Here we go again – another story about a big news announcement scuppered by a leak on Twitter.
The latest gaffe concerns Birmingham City’s appointment of new manager Lee Clark.
The evening before the Championship football club was due to unveil the former Huddersfield Town boss as its new manager, Clark’s son Jack let the cat out of the bag on Twitter.
Jack used his Twitter account @jakclark95 to tweet “Buzzing about my dad getting the #BCFC job”.
Minutes later, he followed it up with a tweet saying “Had a nice night with @gcpowellx and then to top it off my dad gets Birmingham job 🙂 brilliant… Xxx”.
There had already been media speculation that Clark was set to be named the new manager, so Jack’s tweet didn’t come as a total surprise.
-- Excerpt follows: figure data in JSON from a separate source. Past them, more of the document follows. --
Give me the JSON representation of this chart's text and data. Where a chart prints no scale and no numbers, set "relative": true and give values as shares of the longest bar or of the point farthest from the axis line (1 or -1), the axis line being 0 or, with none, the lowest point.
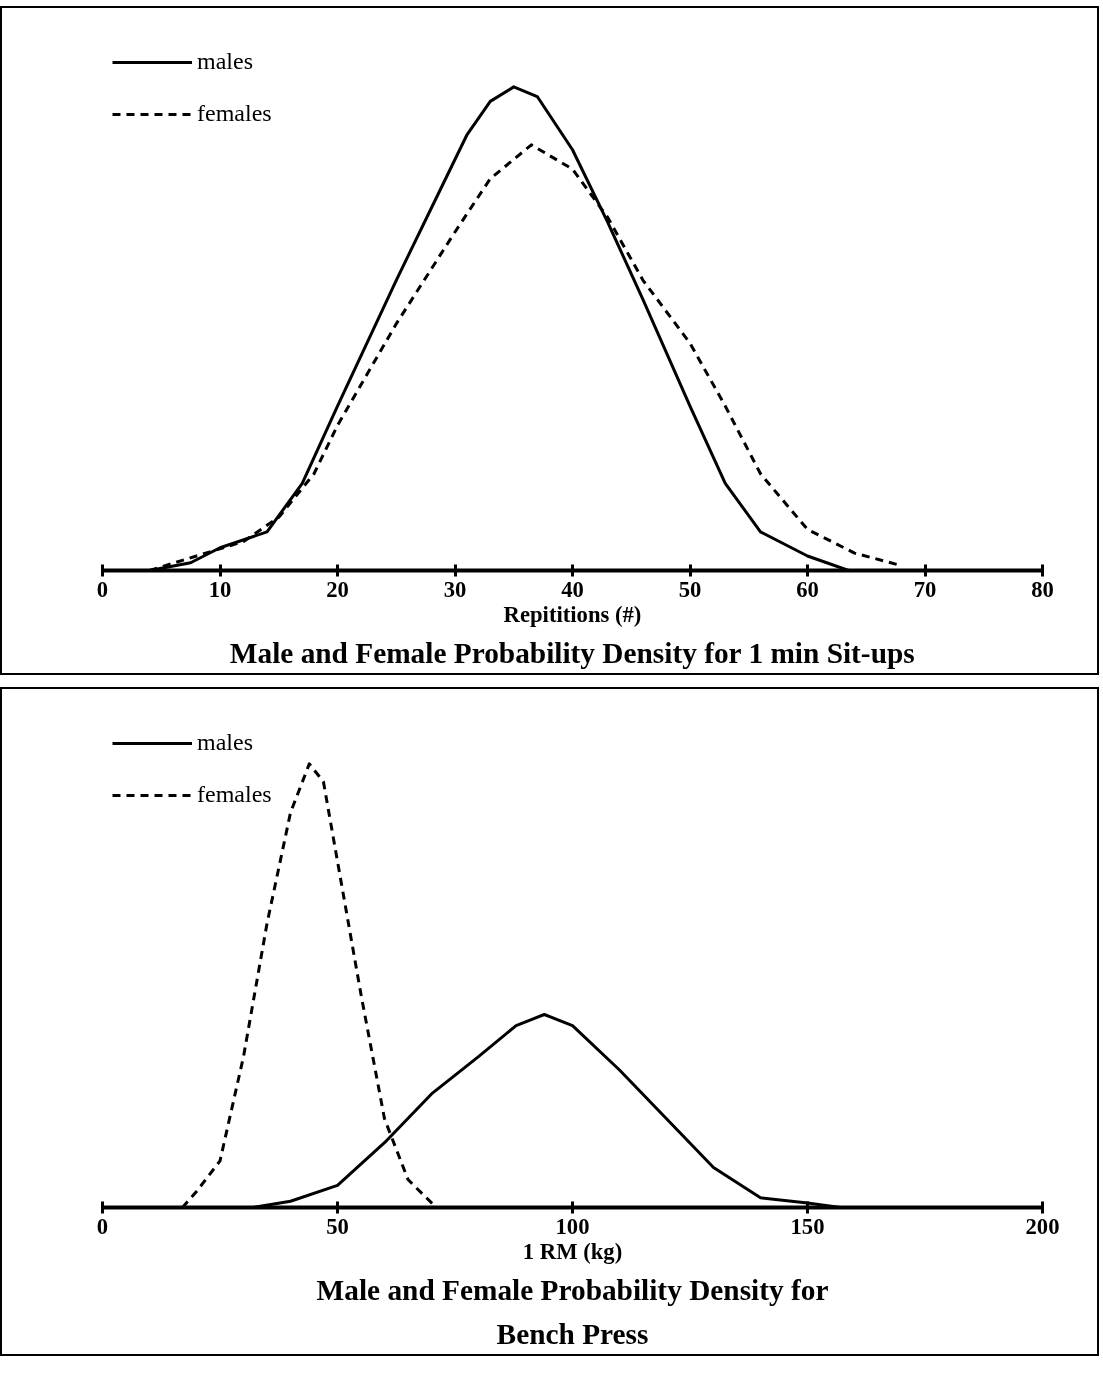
{
  "chart_data": [
    {
      "type": "line",
      "relative": true,
      "title": "Male and Female Probability Density for 1 min Sit-ups",
      "xlabel": "Repititions (#)",
      "xlim": [
        0,
        80
      ],
      "xticks": [
        0,
        10,
        20,
        30,
        40,
        50,
        60,
        70,
        80
      ],
      "grid": false,
      "legend": "top left",
      "tick_labels": "x",
      "series": [
        {
          "name": "males",
          "color": "#000000",
          "line_style": "solid",
          "x": [
            4,
            7.5,
            10,
            14,
            17,
            20,
            25,
            28,
            31,
            33,
            35,
            37,
            40,
            43,
            46,
            50,
            53,
            56,
            60,
            63.5
          ],
          "values": [
            0,
            0.016,
            0.047,
            0.08,
            0.18,
            0.34,
            0.6,
            0.75,
            0.9,
            0.97,
            1,
            0.98,
            0.87,
            0.72,
            0.56,
            0.34,
            0.18,
            0.08,
            0.03,
            0
          ]
        },
        {
          "name": "females",
          "color": "#000000",
          "line_style": "dashed",
          "x": [
            4,
            8,
            12,
            15,
            18,
            20,
            25,
            30,
            33,
            36.5,
            40,
            43,
            46,
            50,
            53,
            56,
            60,
            64,
            68
          ],
          "values": [
            0,
            0.03,
            0.06,
            0.11,
            0.2,
            0.3,
            0.51,
            0.7,
            0.81,
            0.88,
            0.83,
            0.73,
            0.6,
            0.47,
            0.34,
            0.2,
            0.085,
            0.036,
            0.01
          ]
        }
      ]
    },
    {
      "type": "line",
      "relative": true,
      "title": "Male and Female Probability Density for\nBench Press",
      "xlabel": "1 RM (kg)",
      "xlim": [
        0,
        200
      ],
      "xticks": [
        0,
        50,
        100,
        150,
        200
      ],
      "grid": false,
      "legend": "top left",
      "tick_labels": "x",
      "series": [
        {
          "name": "males",
          "color": "#000000",
          "line_style": "solid",
          "x": [
            32,
            40,
            50,
            60,
            70,
            80,
            88,
            94,
            100,
            110,
            120,
            130,
            140,
            150,
            157
          ],
          "values": [
            0,
            0.014,
            0.05,
            0.146,
            0.256,
            0.34,
            0.41,
            0.435,
            0.41,
            0.31,
            0.2,
            0.09,
            0.022,
            0.01,
            0
          ]
        },
        {
          "name": "females",
          "color": "#000000",
          "line_style": "dashed",
          "x": [
            17,
            20,
            25,
            30,
            35,
            40,
            44,
            47,
            50,
            55,
            60,
            65,
            71
          ],
          "values": [
            0,
            0.036,
            0.105,
            0.34,
            0.64,
            0.89,
            1,
            0.96,
            0.78,
            0.48,
            0.2,
            0.063,
            0
          ]
        }
      ]
    }
  ]
}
But, nonetheless, the leak took some of the wind out of the sails of the Birmingham club, which wanted to trumpet the appointment of a new boss after it was left in the lurch by former manager Chris Hughton, who was poached by Norwich City.
So how do you stamp these leaks out?
That’s the million dollar question.
In such cases, the old-school draconian press officer in me aches to enforce the ‘don’t talk to the press’ or inappropriate use of social media policies of an employment contract.
But, in the digital age, the Clark case proves that even if all the parties involved keep stum, leaks can come from leftfield in the form of excitable close family members.
So if you can’t be draconian then you have to be an educator, and therein lies the rub.
Yes, it’s easy to say there needs to be more training for people about the rights and responsibilities of sharing thoughts in the public domain, especially using social media sites like Twitter and Facebook.
But if seemingly educated people like university students Joshua Cryer and Liam Stacey – Cryer was jailed for racially abusing former Liverpool and England striker Stan Collymore on Twitter and Stacey did the same to Bolton footballer Fabrice Muamba – can’t work out what they should and shouldn’t say on Twitter, what chance do the rest of us have?
Something needs to change and on a big scale but, frankly, I’ve no idea where to start. Do you know what should be done?